If you are hiring a plumber they are removing that section, adding a connector on each end new copper in the middle. I do not let plumbers sodder pinhole or bad connections on my lines.

  • 6
    solderer is a word, you just have to spell it with an L. A sodderer would be someone who installs grass ;)
    – Mazura
    Commented Mar 19, 2021 at 0:40
  • 3
    @Mazura - if only I could spell as good as I look :).
    – DMoore
    Commented Mar 19, 2021 at 0:42
  • I like the idea of those push fit joints, but I'm worried that if they don't work for any reason, I couldn't get them off.
    – reggie
    Commented Mar 19, 2021 at 6:24
  • @reggie they make a special, plastic, 2-ish dollar tool for removal, works very well.
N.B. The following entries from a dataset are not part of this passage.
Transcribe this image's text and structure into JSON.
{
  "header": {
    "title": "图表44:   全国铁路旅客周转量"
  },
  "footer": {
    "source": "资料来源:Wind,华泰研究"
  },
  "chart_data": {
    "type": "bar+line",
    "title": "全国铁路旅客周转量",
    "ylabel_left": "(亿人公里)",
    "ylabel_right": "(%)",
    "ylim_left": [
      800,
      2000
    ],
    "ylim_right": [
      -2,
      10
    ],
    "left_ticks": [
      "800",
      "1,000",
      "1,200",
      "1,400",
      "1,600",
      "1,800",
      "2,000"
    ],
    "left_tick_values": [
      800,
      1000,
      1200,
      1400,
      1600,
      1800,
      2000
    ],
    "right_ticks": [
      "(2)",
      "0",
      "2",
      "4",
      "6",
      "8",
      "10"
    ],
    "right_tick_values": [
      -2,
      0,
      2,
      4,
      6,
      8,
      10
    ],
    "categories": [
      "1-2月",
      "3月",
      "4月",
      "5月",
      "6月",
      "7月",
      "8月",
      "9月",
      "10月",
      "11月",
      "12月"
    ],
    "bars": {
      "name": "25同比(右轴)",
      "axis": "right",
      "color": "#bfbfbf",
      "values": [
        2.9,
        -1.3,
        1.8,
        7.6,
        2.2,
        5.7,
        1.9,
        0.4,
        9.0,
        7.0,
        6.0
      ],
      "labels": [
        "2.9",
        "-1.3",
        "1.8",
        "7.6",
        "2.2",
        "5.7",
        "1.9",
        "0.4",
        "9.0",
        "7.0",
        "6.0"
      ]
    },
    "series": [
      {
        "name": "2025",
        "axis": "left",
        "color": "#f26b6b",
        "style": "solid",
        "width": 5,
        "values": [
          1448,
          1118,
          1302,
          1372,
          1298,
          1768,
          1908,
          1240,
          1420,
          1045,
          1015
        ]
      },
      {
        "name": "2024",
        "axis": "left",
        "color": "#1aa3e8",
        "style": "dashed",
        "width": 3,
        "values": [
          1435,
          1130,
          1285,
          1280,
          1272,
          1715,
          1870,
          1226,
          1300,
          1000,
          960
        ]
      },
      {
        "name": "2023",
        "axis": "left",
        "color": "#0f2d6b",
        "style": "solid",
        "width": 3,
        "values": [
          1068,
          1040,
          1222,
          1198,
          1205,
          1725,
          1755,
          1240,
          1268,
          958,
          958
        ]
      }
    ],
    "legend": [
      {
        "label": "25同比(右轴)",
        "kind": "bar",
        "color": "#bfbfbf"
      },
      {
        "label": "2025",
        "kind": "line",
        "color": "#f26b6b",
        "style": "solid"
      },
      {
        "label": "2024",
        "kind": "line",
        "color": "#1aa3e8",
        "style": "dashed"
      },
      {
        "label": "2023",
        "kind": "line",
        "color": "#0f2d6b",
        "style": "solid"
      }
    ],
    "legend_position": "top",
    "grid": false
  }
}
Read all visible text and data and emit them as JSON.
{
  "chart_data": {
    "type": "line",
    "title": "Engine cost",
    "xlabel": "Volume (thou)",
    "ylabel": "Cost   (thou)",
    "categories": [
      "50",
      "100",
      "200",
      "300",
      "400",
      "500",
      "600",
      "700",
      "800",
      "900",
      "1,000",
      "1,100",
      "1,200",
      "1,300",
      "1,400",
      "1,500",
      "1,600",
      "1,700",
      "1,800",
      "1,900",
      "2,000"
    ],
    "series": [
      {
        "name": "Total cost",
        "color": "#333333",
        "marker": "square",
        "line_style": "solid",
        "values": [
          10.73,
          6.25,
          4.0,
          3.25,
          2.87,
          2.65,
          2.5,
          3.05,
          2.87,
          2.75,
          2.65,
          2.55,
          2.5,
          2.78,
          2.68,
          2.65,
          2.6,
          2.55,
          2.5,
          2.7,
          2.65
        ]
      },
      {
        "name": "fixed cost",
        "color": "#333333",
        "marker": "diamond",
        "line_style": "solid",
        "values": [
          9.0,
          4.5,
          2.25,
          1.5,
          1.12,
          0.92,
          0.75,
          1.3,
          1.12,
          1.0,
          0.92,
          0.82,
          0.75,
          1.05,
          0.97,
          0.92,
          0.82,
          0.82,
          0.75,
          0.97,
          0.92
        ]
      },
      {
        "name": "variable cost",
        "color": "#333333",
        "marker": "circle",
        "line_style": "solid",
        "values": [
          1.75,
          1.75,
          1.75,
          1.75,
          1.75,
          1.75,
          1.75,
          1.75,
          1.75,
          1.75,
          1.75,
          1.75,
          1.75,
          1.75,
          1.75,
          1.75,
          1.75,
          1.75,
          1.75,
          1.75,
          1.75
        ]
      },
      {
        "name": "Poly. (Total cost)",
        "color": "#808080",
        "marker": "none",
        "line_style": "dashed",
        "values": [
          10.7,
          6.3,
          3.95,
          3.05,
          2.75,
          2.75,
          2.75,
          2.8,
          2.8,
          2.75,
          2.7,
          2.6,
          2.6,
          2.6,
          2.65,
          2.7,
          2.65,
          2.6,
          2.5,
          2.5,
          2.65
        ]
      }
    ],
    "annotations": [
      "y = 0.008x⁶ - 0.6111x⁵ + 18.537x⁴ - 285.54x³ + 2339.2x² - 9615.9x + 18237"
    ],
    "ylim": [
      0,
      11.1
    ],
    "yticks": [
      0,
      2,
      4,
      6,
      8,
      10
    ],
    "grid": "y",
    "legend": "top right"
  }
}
I've also seen video that show how to remove them without spending the extra two bucks.
    – user34354
    Commented Mar 19, 2021 at 13:31
  • @Mazura if you're British, a "sodderer" might be one who vacates rapidly. ;)
    – FreeMan
    Commented Mar 19, 2021 at 18:20

If you can't get the bread trick to work you could freeze the piping with dry ice. I have used dry ice many times but you have to be careful with the handling of it. If you have never used dry ice, see if anyone in your area has used it and will give you assistance. If all else fails you could contact a plumber that has a "pro press" machine to repair the drip for you.